Helpt streng opvoeden bij een dochter die zich misdraagt of moet ik proberen met haar te praten? En moet ik accepteren dat mijn zoon naar het vmbo gaat of slepen we er met wat bijlessen toch een havo-advies uit?
Als ouders worstelen we veelvuldig met vragen over de opvoeding van onze kinderen. Om het zo goed mogelijk te doen volgen we en masse cursussen, gaan naar lezingen en lezen zelfhulpboeken.
Opvoeden is een vorm van werken geworden, waarbij ouders een duidelijk doel voor ogen hebben: hun kind moet intelligent, sociaal, sportief en liefst ook muzikaal zijn, en bovenal goed presteren op school. Want dat staat in de huidige maatschappij garant voor succes en geluk.
In ons streven naar een goede opvoeding zijn we totaal doorgeschoten, schrijft hoogleraar psychologie en filosofie Alison Gopnik in haar boek De opvoedparadox, dat eerder in 2018 verscheen.
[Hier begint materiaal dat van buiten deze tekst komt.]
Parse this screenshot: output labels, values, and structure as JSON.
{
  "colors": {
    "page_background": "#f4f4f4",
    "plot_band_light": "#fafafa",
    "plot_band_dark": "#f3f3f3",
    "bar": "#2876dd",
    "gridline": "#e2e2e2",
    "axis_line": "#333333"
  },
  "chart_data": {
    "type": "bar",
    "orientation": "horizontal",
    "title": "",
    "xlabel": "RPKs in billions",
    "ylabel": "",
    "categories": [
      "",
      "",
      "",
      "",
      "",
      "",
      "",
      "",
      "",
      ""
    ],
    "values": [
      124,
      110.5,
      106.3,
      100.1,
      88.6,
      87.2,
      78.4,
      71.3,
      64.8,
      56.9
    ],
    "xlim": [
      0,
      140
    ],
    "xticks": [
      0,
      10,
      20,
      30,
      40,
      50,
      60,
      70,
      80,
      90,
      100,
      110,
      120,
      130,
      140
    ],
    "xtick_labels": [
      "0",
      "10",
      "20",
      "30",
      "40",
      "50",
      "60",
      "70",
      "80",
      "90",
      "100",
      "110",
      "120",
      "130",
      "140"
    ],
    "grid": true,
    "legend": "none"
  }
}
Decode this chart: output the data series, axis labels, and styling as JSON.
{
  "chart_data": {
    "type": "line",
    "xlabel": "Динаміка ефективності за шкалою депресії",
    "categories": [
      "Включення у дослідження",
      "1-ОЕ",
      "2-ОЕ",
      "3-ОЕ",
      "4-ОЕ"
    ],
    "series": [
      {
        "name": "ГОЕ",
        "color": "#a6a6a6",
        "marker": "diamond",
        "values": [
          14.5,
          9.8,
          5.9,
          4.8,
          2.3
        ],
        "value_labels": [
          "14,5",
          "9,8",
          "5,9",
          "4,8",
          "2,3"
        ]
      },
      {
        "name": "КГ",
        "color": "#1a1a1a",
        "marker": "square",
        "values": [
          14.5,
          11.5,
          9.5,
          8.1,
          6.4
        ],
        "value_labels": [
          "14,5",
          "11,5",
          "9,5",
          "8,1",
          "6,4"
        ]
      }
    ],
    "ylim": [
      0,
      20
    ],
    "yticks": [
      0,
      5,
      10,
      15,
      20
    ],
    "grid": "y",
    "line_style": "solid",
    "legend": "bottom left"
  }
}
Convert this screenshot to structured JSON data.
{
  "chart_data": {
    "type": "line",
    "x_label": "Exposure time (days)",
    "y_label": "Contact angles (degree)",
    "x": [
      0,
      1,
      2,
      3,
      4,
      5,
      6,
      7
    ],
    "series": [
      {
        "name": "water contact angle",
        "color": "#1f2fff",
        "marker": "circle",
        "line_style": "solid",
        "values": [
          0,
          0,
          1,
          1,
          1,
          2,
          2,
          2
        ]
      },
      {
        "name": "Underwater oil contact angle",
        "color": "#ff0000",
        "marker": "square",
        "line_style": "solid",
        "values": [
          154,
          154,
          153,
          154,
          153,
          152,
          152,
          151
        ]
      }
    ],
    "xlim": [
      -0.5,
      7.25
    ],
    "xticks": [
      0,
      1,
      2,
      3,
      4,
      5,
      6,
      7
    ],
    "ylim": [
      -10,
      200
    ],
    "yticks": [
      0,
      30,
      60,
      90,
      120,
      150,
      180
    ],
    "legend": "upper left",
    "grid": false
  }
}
Maar ze heeft goed nieuws: dat geploeter is niet nodig.
Natuurlijk, een autoritaire opvoedstijl heeft invloed op hoe een kind zich ontwikkelt, net als een laisser faire–aanpak waarbij nauwelijks grenzen worden gesteld. ‘Maar,’ stelt Gopnik, ‘het zijn vaak kleine verschillen waarmee we worstelen – mag een kind al dan niet bij je in bed slapen, dwing je het extra huiswerk te maken of mag het juist chillen – en er is heel weinig bewijs dat ze een betrouwbare en voorspelbare langetermijninvloed hebben op wie deze kinderen worden.’
Opvoeden zonder schuldgevoel
Tijdens onze verwoede pogingen om het perfect te doen zijn we volgens haar bovendien kwijtgeraakt waar het werkelijk om gaat: een kind laten floreren zodat het kan worden wie het in potentie is.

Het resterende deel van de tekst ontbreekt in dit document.